7. Your rights (Argentina LFP 25.326 + GDPR alignment)

Spriteoven aligns voluntarily with Argentina's Ley de Protección de los Datos Personales 25.326 and, for users located in the EU/UK, the General Data Protection Regulation (GDPR).

You have the right to:

1. Access the personal data we hold about you.
2. Rectify inaccurate data (e.g. update your email).
3. Delete your data ("right to be forgotten") — this purges your account, projects, assets, and versions.
4. Export your data in a machine-readable format.
5. Object to processing or restrict it.
6. Withdraw consent for opt-in email at any time.

To exercise any of these rights, write to the contact address in §1. We aim to respond within 10 business days (Argentina LFP standard).

The Argentine supervisory authority is the Agencia de Acceso a la Información Pública (AAIP) — you may file a complaint there if we fail to respond in time.

8. Children

Spriteoven is not directed to people under the age of 13. If you believe a minor has signed up, contact us and we will delete the account.

9. Security

• TLS 1.2+ for all traffic between your browser and Spriteoven.
• Row-Level Security on every table that holds user data.
• Supabase service-role keys are kept in environment variables on the server only and never exposed to the browser.
• Provider API keys (OpenAI, xAI, Gemini) live in the same server env store; we never expose them in responses or logs.

No system is perfectly secure.

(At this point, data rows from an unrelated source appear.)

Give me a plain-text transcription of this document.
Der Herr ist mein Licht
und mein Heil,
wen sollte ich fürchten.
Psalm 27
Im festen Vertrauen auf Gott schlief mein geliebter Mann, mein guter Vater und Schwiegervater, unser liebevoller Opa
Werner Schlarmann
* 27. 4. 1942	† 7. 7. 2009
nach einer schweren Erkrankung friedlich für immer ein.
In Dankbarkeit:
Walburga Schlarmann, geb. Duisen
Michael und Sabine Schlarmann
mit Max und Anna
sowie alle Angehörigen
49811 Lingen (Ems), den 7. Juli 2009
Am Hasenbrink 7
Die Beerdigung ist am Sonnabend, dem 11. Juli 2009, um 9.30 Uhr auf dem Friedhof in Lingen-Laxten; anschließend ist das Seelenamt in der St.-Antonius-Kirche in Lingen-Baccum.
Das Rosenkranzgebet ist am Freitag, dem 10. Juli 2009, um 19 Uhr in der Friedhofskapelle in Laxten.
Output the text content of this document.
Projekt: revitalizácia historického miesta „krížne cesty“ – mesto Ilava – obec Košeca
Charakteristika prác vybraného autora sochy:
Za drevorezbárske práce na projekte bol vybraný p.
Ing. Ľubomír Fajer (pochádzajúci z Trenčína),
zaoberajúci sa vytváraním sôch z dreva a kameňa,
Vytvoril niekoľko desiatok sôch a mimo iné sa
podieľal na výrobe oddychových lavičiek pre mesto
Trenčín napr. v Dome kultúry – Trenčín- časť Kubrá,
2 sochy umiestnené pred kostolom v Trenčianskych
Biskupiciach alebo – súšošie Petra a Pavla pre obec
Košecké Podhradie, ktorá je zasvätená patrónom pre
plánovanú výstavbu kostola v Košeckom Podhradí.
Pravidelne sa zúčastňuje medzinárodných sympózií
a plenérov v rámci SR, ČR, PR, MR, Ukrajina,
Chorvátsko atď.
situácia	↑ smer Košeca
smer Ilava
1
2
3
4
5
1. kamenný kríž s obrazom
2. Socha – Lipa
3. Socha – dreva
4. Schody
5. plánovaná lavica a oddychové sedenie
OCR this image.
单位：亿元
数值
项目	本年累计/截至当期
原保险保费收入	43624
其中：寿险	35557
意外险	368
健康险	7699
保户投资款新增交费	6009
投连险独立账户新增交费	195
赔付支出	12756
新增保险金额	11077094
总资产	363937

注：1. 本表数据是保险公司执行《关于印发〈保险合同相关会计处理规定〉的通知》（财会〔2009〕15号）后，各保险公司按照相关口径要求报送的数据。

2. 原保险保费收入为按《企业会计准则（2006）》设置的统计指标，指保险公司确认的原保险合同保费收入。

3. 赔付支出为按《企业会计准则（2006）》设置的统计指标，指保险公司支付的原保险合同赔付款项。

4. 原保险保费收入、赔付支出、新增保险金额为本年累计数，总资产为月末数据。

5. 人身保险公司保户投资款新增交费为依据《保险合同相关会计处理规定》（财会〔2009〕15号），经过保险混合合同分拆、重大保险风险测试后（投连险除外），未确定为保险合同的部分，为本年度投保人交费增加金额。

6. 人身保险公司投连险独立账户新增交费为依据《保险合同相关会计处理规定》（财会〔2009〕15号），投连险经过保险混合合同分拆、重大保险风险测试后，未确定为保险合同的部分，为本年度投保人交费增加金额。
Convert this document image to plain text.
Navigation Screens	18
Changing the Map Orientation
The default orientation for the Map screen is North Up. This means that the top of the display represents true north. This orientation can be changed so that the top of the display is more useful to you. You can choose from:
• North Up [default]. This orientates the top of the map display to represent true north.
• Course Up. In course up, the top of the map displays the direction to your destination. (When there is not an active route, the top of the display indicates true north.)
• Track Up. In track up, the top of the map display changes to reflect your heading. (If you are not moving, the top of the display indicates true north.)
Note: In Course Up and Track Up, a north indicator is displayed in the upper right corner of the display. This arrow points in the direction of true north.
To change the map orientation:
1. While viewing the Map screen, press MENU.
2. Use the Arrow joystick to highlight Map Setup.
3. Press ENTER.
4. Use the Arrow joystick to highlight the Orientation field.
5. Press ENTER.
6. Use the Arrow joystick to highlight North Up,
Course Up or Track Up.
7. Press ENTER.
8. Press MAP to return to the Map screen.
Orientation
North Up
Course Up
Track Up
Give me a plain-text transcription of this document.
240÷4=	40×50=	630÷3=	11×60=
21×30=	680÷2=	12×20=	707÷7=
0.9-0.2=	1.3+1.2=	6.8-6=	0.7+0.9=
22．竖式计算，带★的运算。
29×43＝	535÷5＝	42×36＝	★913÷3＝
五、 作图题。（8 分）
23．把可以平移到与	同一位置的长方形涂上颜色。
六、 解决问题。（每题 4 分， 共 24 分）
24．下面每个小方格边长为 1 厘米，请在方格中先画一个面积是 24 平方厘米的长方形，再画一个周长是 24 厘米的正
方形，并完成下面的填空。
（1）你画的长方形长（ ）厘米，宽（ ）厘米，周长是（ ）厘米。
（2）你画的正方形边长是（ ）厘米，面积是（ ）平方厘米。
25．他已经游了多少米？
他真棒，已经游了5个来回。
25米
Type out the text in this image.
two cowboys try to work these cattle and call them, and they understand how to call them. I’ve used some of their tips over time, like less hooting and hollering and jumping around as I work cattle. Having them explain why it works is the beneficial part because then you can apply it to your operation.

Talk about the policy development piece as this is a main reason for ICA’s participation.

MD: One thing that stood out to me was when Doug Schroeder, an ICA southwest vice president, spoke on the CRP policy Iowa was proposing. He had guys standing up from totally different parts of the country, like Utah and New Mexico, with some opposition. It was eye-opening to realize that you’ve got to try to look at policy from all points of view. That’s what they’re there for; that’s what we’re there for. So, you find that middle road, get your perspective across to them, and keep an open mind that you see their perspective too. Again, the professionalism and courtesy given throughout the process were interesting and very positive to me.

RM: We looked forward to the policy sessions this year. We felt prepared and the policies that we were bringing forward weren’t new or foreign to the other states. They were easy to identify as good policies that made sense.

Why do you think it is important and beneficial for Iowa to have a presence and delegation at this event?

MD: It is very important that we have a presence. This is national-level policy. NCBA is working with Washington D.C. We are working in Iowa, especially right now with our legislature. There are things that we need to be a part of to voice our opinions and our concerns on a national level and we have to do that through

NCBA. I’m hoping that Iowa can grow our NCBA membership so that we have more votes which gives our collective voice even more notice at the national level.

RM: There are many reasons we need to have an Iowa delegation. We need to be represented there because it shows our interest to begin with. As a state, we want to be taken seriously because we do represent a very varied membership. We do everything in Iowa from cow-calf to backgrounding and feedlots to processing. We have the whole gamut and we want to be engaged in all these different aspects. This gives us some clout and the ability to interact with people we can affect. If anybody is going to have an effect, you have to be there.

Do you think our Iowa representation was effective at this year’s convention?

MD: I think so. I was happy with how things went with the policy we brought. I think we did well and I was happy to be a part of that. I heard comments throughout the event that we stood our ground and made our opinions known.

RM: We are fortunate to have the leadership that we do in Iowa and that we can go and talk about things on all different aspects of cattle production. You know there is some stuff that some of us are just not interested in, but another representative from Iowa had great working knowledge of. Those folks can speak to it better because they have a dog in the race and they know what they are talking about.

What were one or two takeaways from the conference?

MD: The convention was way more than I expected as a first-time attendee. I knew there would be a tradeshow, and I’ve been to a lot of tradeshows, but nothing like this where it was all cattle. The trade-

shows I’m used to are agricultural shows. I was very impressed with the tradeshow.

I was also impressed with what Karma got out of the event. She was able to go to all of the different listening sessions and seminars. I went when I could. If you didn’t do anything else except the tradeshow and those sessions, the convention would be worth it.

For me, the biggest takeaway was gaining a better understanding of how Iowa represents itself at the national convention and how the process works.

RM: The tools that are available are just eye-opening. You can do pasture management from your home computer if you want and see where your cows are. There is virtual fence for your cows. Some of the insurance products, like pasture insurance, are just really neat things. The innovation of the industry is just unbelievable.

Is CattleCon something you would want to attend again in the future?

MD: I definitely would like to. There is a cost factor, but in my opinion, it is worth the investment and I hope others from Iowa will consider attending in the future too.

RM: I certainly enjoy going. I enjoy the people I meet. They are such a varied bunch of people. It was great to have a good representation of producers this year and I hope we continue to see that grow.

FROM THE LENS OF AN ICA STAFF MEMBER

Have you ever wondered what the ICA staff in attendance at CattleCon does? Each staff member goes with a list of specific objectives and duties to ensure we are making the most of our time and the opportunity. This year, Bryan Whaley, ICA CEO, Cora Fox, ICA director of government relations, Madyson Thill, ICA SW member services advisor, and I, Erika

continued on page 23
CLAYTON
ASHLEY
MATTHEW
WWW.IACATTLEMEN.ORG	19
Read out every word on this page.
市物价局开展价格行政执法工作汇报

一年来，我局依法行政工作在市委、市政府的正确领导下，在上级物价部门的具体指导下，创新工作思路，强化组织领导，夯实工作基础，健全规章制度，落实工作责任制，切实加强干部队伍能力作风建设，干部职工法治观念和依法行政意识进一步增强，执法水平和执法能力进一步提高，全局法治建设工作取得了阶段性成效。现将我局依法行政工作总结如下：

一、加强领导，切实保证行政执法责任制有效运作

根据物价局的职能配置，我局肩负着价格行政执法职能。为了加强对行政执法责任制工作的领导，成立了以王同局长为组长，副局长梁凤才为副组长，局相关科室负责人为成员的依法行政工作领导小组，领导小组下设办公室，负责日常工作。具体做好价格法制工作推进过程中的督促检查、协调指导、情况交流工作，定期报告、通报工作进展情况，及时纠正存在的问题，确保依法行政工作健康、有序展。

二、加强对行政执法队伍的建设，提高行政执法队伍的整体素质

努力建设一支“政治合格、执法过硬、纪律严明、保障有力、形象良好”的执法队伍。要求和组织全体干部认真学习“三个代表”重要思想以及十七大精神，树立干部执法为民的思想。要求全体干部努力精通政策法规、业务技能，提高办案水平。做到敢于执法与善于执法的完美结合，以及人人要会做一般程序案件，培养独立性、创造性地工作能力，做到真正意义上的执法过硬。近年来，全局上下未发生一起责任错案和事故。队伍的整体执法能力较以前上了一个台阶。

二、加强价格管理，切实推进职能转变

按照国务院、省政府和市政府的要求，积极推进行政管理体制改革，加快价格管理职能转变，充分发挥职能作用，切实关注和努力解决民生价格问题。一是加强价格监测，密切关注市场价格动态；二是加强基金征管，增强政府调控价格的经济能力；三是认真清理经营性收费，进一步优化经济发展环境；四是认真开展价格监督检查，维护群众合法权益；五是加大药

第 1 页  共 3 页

If you find a vulnerability, please report it to the contact email in §1.

10. Changes to this policy

If we make material changes we will publish an updated version at this URL and bump the version number. Non-material wording fixes (typos, clarifications) may be applied without a version bump.

11. Contact

For privacy questions, data-rights requests, or security reports:

• Email: legal@spriteoven.com
• Operator: Fer Gonzalez Llanos, CABA, Argentina.